The research was being carried out by teams at Brunel University, the Helen Hamlyn Centre for Design, the University of Manchester, the University of Sheffield, the University of the West of England and the BioMed at the BUI.
The project covered three key areas of continence research, with the role of the BUI-BioMed focussed on the development of two assistive technologies to make continence problems easier and less stressful to manage:
- A colour change odour detector to reassure pad users by alerting them to the smell of stale urine before it can be detected by the human nose. The odour detector had a 90% response rate when tested in vitro and responded within 2 minutes of exposure to stale urine. Continence pad users were asked for their opinion on the design of the device, with 90% believing it was a good idea and 80% that it would be easy to use.

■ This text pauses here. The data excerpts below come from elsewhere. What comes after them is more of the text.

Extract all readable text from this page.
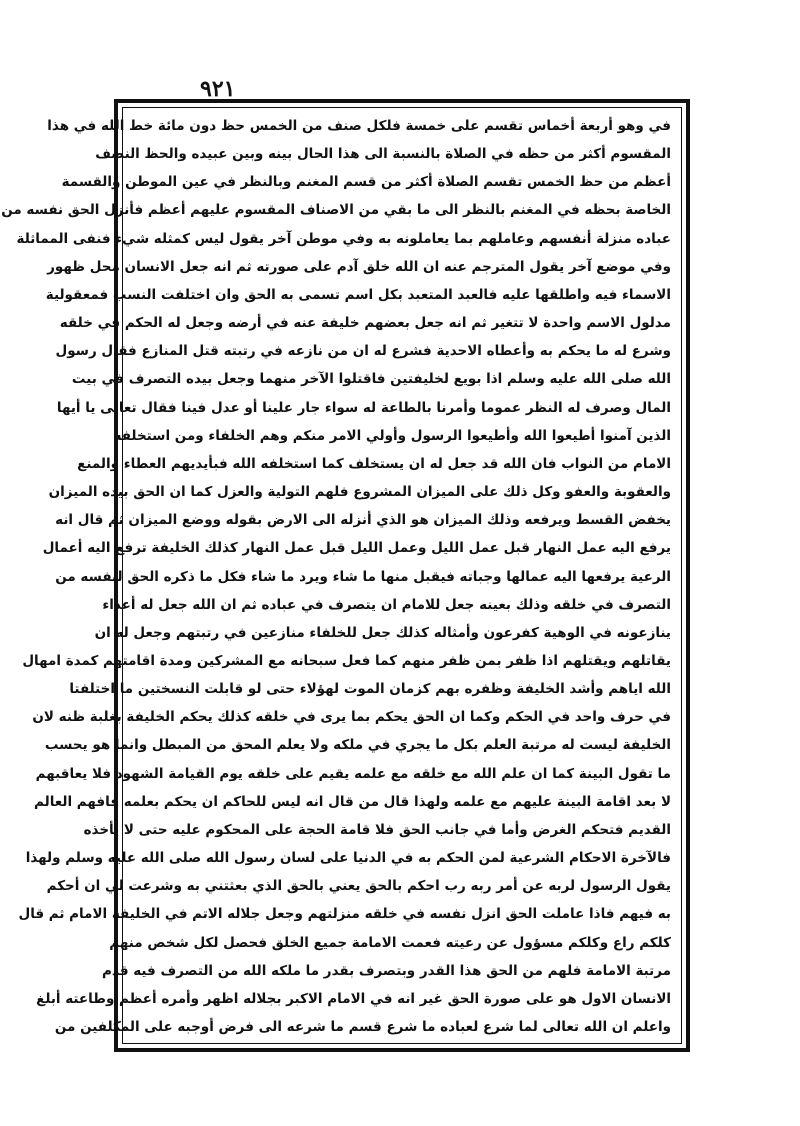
۹۲۱
في وهو أربعة أخماس تقسم على خمسة فلكل صنف من الخمس حظ دون مائة خط الله في هذا
المقسوم أكثر من حظه في الصلاة بالنسبة الى هذا الحال بينه وبين عبيده والحظ النصف
أعظم من حظ الخمس تقسم الصلاة أكثر من قسم المغنم وبالنظر في عين الموطن والقسمة
الخاصة بحظه في المغنم بالنظر الى ما بقي من الاصناف المقسوم عليهم أعظم فأنزل الحق نفسه من
عباده منزلة أنفسهم وعاملهم بما يعاملونه به وفي موطن آخر يقول ليس كمثله شيء فنفى المماثلة
وفي موضع آخر يقول المترجم عنه ان الله خلق آدم على صورته ثم انه جعل الانسان محل ظهور
الاسماء فيه واطلقها عليه فالعبد المتعبد بكل اسم تسمى به الحق وان اختلفت النسب فمعقولية
مدلول الاسم واحدة لا تتغير ثم انه جعل بعضهم خليفة عنه في أرضه وجعل له الحكم في خلقه
وشرع له ما يحكم به وأعطاه الاحدية فشرع له ان من نازعه في رتبته قتل المنازع فقال رسول
الله صلى الله عليه وسلم اذا بويع لخليفتين فاقتلوا الآخر منهما وجعل بيده التصرف في بيت
المال وصرف له النظر عموما وأمرنا بالطاعة له سواء جار علينا أو عدل فينا فقال تعالى يا أيها
الذين آمنوا أطيعوا الله وأطيعوا الرسول وأولي الامر منكم وهم الخلفاء ومن استخلفه
الامام من النواب فان الله قد جعل له ان يستخلف كما استخلفه الله فبأيديهم العطاء والمنع
والعقوبة والعفو وكل ذلك على الميزان المشروع فلهم التولية والعزل كما ان الحق بيده الميزان
يخفض القسط ويرفعه وذلك الميزان هو الذي أنزله الى الارض بقوله ووضع الميزان ثم قال انه
يرفع اليه عمل النهار قبل عمل الليل وعمل الليل قبل عمل النهار كذلك الخليفة ترفع اليه أعمال
الرعية يرفعها اليه عمالها وجباته فيقبل منها ما شاء ويرد ما شاء فكل ما ذكره الحق لنفسه من
التصرف في خلقه وذلك بعينه جعل للامام ان يتصرف في عباده ثم ان الله جعل له أعداء
ينازعونه في الوهية كفرعون وأمثاله كذلك جعل للخلفاء منازعين في رتبتهم وجعل له ان
يقاتلهم ويقتلهم اذا ظفر بمن ظفر منهم كما فعل سبحانه مع المشركين ومدة اقامتهم كمدة امهال
الله اياهم وأشد الخليفة وظفره بهم كزمان الموت لهؤلاء حتى لو قابلت النسختين ما اختلفتا
في حرف واحد في الحكم وكما ان الحق يحكم بما يرى في خلقه كذلك يحكم الخليفة بغلبة ظنه لان
الخليفة ليست له مرتبة العلم بكل ما يجري في ملكه ولا يعلم المحق من المبطل وانما هو يحسب
ما تقول البينة كما ان علم الله مع خلقه مع علمه يقيم على خلقه يوم القيامة الشهود فلا يعاقبهم
لا بعد اقامة البينة عليهم مع علمه ولهذا قال من قال انه ليس للحاكم ان يحكم بعلمه فافهم العالم
القديم فتحكم الغرض وأما في جانب الحق فلا قامة الحجة على المحكوم عليه حتى لا يأخذه
فالآخرة الاحكام الشرعية لمن الحكم به في الدنيا على لسان رسول الله صلى الله عليه وسلم ولهذا
يقول الرسول لربه عن أمر ربه رب احكم بالحق يعني بالحق الذي بعثتني به وشرعت لي ان أحكم
به فيهم فاذا عاملت الحق انزل نفسه في خلقه منزلتهم وجعل جلاله الاتم في الخليفة الامام ثم قال
كلكم راع وكلكم مسؤول عن رعيته فعمت الامامة جميع الخلق فحصل لكل شخص منهم
مرتبة الامامة فلهم من الحق هذا القدر وبتصرف بقدر ما ملكه الله من التصرف فيه قدم
الانسان الاول هو على صورة الحق غير انه في الامام الاكبر بجلاله اظهر وأمره أعظم وطاعته أبلغ
واعلم ان الله تعالى لما شرع لعباده ما شرع قسم ما شرعه الى فرض أوجبه على المكلفين من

- Smart underwear designed to detect a leak from a continence pad before the urine can spread to outer clothes or furniture. A clinical prototype was successfully developed and evaluated by continence pad users. Over 90% of participants who tested it thought the underwear would or might make them feel more confident and have a positive impact. Discussions with industry are in progress over the commercialisation of this product.